How can you improve digital transformation ROI?
Numerous other factors go into an ROI, such as depreciation, net present value and additional ancillary costs that emerge in designated years. The key is to measure baseline figures, track costs and the scheduled time frame to complete the project, and document long-term success. It's important to look for ways to improve with each new digital transformation initiative, so that business outcomes are more convincing to support the next project. The following tips can improve ROI on your digital transformation projects.

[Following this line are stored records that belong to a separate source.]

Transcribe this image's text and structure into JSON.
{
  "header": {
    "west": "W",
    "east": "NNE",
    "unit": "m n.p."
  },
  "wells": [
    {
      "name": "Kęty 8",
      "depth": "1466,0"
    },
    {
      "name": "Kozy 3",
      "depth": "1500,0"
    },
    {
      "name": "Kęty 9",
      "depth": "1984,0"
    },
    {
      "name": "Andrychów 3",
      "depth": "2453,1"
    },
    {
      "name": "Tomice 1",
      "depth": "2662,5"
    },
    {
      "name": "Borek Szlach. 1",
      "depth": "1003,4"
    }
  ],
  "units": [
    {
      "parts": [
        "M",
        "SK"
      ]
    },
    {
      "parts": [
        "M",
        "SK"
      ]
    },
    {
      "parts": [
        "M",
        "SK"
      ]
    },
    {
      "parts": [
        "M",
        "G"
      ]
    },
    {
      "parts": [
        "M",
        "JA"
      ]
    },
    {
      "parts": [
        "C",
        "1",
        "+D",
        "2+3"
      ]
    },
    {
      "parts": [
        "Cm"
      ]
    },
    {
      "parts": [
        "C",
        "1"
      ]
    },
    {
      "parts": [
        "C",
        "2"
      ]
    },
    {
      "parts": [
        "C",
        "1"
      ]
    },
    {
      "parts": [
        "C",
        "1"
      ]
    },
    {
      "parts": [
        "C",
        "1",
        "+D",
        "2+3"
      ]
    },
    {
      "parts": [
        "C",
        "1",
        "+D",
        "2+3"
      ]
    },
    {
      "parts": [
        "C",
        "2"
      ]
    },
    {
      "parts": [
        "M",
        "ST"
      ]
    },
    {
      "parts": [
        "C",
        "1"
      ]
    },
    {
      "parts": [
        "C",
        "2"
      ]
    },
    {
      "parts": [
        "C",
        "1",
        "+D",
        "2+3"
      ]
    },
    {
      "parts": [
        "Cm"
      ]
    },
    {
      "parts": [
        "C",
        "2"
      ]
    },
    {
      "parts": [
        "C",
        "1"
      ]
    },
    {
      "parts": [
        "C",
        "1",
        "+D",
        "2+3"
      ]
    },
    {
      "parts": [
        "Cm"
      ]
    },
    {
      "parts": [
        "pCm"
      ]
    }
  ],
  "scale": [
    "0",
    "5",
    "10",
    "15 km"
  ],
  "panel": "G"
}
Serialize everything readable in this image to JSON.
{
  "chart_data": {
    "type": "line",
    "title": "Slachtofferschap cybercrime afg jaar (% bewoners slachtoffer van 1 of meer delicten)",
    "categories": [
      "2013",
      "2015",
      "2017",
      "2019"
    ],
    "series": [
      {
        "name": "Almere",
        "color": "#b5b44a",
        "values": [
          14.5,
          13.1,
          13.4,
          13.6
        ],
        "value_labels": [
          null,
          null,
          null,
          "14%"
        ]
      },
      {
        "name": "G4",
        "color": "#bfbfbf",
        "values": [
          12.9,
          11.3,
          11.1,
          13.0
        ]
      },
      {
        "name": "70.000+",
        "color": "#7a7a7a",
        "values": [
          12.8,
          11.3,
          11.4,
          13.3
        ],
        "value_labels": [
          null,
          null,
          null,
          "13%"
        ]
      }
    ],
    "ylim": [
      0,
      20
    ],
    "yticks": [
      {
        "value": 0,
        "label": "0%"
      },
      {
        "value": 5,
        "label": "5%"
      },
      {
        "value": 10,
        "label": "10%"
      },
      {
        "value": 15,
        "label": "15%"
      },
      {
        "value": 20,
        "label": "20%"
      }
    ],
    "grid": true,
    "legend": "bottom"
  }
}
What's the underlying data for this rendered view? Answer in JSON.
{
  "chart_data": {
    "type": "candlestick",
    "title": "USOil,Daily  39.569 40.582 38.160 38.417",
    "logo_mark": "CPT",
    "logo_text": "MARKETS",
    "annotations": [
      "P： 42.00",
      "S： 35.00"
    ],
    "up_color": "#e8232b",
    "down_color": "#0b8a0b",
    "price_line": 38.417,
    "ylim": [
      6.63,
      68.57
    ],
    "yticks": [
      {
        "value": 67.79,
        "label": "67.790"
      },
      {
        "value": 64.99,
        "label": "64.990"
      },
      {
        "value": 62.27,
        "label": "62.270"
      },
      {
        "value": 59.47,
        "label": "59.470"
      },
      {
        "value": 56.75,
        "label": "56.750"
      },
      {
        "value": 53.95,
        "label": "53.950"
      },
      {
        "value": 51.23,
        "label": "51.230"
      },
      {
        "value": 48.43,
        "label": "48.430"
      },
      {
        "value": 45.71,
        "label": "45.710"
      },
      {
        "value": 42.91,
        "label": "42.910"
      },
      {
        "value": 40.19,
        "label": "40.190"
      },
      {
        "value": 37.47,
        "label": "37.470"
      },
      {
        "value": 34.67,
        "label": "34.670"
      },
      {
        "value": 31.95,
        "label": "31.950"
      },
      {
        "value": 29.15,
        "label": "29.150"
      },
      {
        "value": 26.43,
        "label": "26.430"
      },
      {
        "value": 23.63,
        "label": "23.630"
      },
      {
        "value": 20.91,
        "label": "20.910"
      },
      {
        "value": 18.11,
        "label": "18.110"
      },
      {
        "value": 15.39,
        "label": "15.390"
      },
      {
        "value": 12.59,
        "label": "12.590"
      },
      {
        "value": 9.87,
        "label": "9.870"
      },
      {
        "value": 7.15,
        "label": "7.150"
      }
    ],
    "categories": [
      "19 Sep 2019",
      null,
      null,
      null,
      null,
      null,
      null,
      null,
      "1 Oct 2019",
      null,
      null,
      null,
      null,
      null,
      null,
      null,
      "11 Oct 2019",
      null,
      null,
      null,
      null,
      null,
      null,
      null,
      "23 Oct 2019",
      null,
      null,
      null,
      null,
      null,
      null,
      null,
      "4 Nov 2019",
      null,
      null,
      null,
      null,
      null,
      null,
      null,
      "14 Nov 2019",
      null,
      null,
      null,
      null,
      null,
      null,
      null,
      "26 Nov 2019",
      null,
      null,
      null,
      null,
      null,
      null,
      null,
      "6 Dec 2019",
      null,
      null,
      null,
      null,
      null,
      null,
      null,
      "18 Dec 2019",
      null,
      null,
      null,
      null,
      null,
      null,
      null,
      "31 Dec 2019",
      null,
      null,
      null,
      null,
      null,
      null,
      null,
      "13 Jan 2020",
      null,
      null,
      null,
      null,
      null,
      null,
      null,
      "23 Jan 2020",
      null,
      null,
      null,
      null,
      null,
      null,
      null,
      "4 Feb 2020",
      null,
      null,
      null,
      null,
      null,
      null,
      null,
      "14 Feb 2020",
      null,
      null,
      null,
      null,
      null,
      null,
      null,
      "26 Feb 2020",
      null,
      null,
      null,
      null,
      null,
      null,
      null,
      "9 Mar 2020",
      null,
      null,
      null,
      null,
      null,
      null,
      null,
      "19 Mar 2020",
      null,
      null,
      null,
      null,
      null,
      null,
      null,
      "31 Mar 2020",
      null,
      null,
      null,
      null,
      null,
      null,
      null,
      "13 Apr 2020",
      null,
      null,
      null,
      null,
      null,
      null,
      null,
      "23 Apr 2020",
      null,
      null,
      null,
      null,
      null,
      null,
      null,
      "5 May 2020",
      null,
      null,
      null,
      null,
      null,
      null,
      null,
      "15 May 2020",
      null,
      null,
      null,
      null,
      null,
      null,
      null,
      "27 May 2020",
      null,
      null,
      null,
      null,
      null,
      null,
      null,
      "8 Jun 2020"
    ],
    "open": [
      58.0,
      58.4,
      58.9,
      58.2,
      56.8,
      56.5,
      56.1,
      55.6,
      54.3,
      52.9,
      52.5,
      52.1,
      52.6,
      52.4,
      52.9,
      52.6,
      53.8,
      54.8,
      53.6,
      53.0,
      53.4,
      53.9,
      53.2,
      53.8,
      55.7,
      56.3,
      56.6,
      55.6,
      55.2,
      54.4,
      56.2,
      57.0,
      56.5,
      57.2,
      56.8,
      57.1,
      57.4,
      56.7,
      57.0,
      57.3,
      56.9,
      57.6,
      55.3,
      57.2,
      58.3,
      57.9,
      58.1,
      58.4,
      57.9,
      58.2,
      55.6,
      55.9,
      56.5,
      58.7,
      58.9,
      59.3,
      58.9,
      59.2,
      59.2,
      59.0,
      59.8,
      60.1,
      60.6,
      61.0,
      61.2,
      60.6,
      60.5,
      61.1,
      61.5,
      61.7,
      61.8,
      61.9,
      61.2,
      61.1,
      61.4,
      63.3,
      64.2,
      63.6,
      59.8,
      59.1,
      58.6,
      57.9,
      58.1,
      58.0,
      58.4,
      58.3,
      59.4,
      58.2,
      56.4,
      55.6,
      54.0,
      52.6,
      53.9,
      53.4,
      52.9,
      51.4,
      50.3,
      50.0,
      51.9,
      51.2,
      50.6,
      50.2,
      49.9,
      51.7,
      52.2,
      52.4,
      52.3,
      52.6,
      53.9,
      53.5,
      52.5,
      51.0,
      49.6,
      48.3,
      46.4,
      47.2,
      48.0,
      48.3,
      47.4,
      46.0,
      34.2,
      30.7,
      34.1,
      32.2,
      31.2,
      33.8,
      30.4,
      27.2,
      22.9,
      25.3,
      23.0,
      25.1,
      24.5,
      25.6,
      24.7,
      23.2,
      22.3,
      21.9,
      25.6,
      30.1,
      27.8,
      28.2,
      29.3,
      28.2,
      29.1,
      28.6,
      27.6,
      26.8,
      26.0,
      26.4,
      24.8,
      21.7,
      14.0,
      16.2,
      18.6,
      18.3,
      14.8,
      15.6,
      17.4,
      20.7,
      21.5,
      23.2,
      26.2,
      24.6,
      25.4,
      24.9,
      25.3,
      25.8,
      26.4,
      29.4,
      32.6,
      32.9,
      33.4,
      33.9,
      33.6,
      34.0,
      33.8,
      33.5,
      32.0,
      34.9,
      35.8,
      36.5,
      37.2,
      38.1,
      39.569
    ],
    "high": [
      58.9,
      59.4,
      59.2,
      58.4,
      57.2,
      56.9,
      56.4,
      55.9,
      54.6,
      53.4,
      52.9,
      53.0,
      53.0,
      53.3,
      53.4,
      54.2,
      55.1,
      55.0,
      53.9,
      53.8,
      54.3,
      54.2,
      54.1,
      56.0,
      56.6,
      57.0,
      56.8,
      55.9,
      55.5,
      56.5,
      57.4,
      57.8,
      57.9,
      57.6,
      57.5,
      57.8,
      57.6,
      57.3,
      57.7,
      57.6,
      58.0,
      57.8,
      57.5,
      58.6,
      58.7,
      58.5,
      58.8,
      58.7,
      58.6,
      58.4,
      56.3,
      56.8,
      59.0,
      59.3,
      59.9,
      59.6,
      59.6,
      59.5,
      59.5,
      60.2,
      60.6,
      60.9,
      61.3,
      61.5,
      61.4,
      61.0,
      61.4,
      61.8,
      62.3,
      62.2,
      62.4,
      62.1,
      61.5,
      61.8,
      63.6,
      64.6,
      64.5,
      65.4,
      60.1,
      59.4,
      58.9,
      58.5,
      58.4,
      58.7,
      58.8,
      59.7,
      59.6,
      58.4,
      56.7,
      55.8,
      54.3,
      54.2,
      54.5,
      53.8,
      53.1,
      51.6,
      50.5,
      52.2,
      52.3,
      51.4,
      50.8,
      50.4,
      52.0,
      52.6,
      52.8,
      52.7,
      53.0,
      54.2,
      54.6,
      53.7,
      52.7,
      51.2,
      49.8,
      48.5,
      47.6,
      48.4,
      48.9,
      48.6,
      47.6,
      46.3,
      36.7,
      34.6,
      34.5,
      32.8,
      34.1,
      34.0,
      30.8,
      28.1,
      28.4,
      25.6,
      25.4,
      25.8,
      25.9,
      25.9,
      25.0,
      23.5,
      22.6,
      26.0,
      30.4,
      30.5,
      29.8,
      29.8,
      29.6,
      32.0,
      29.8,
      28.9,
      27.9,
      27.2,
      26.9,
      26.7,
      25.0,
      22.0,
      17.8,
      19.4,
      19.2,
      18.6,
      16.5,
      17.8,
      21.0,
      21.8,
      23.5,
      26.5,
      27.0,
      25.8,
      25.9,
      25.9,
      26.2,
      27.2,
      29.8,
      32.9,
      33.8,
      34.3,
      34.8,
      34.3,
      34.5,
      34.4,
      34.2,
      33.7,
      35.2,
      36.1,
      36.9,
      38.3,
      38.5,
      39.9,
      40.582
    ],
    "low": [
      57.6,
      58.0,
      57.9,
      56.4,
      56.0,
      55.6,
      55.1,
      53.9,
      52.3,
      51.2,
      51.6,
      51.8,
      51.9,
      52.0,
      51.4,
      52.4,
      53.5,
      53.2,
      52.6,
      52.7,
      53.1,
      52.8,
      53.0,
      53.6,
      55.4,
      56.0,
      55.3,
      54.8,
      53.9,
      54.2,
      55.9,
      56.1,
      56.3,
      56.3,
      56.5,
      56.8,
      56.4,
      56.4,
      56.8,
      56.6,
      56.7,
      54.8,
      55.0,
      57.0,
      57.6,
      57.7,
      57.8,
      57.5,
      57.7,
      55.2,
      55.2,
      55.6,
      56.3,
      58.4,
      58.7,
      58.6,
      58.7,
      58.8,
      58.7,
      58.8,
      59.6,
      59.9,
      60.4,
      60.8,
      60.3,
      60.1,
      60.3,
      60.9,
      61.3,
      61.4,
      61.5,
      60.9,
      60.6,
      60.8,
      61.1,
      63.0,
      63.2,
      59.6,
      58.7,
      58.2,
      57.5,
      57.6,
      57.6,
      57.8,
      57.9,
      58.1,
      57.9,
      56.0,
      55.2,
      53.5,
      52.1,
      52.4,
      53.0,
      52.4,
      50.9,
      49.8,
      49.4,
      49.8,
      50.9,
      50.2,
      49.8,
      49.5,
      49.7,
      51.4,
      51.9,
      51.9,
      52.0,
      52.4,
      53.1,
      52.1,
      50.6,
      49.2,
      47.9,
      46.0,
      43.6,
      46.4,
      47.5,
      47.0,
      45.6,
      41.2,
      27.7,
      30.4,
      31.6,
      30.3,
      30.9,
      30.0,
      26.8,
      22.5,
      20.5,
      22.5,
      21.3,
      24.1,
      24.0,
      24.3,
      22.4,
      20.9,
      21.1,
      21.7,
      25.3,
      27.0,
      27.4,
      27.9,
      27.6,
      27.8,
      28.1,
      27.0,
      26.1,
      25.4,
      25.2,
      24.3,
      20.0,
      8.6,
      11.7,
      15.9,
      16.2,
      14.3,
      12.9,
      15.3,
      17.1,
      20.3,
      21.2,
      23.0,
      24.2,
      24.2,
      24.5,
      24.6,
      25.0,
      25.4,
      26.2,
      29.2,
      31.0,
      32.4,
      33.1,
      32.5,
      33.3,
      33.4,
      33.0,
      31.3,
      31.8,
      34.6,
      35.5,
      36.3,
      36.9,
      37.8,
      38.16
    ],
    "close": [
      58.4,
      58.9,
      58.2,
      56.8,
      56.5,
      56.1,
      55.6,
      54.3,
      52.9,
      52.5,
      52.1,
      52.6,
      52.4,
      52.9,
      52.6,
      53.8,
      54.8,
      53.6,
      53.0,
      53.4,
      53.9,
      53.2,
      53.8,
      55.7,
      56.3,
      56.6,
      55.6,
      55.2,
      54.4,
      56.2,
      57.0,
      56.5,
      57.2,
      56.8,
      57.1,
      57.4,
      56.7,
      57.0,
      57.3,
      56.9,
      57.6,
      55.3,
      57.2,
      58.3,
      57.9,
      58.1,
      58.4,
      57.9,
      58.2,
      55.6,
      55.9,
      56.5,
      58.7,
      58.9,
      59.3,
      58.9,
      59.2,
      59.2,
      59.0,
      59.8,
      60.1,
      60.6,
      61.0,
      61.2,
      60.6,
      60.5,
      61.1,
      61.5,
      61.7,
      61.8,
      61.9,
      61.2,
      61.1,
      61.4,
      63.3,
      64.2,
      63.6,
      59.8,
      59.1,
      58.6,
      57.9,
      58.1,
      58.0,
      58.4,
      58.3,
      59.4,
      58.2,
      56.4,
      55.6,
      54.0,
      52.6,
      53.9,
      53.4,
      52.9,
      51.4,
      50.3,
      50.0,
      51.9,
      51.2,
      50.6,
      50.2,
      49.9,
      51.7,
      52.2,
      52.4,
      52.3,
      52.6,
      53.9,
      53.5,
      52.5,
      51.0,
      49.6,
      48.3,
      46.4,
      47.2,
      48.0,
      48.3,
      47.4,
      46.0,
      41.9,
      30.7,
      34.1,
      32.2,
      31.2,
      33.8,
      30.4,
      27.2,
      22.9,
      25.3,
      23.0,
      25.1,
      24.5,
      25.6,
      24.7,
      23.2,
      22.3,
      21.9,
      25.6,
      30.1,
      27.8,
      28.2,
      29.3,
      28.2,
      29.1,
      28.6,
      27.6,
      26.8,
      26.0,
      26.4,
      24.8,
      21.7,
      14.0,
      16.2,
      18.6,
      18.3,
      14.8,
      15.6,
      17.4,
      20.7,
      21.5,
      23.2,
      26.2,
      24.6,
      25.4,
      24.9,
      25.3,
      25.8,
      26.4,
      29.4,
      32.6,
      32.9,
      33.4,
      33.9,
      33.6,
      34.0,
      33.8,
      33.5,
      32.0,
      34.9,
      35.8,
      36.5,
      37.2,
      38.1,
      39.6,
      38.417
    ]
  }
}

6. Build the ROI model ahead of time
Use estimated figures to ensure all the pertinent metrics are tracked. If you don't gather all the necessary figures early, it'll be too late by the end of the project.
7. Get the word out
One of the biggest reasons transformation projects -- along with the anticipated ROI -- don't come to fruition is employees or customers don't know there's a new technology or process that can produce benefits. Culture plays a critical role in the success or failure of digital transformation projects. When more people are affected by the transformation initiative, ROI is usually bigger.
8. Take time to plan
IT or business leaders are often in such a rush to get a project off the ground, they don't take the time to gather business unit requirements or estimate the time it takes to test applications or train people. This approach is a recipe for digital transformation failures. When time and cost estimates exceed expectations, the transformation already carries a dark cloud before the first ROI figure is reported. By planning properly and setting realistic expectations, the project will run more smoothly.
9. Evaluate technologies carefully
ROI is significantly affected by the technologies selected and implemented. Don't just select the cheapest technology to improve ROI. You may find value in spending more on an application that's easier to manage. The upfront cost will be greater, but the operational costs will be lower, and that will increase ROI over time.